The haphazard shooting of the second season is the focus of the Making a Scene featurette (08m:51s) originally aired on the Fox Movie Channel. It seems that without Danny DeVito's involvement, there would have been no second season of the show. But... the actor was only available for 20 days. That meant all his footage from an entire season of episodes has to be shot back-to-back, creating behind the scenes havoc. All 10 scripts had to be ready at once, all the costumes had to be pre-selected, and the filming meticulously planned. We hear from the wardrobe, makeup, and continuity experts who made it all possible. Very informative and entertaining. Also, hard to believe they actually pulled it off!

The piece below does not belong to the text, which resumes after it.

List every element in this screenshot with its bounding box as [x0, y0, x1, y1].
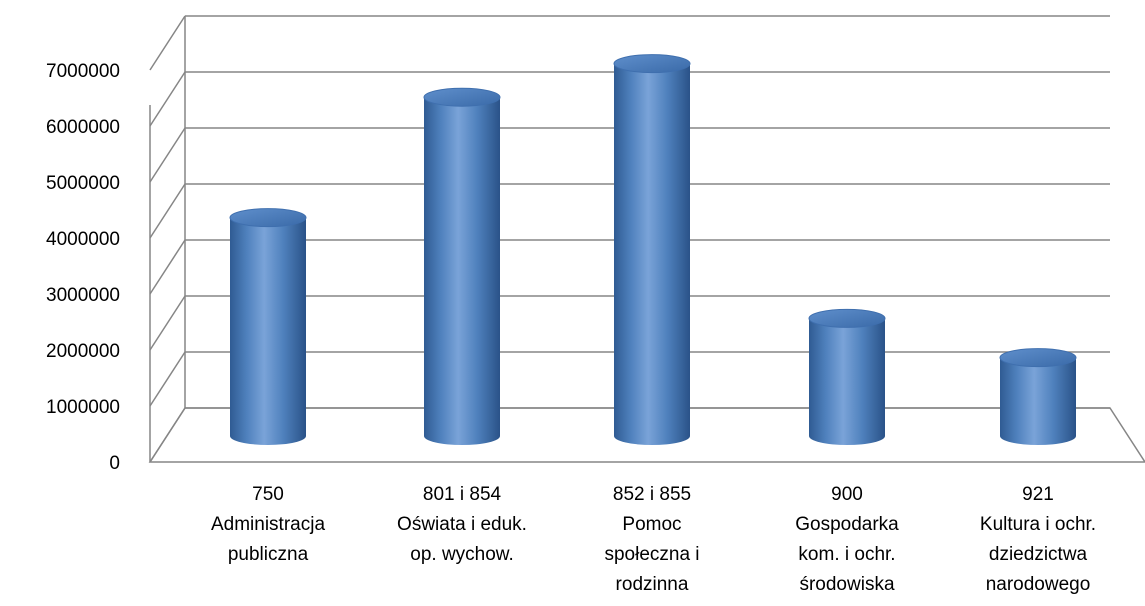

Kaitlin Audition (05m:45s) tells a little different story of how Olson joined the show. The piece also includes her original audition tape. There's also a gag reel full of flubbed takes, with the delightful title The Gang F***s Up.

The gang also provides chatty commentary for a pair of episodes. Not much insight, but lots of amusing banter.

Extras Grade: B

 

Final Comments

If you liked Seinfeld but thought the characters were just too darn sympathetic, It's Always Sunny in Philadelphia is the show for you. Oh, but you also have to find AIDS, poverty, racism, child molestation, incest, and lupus funny. You do, right? So do I.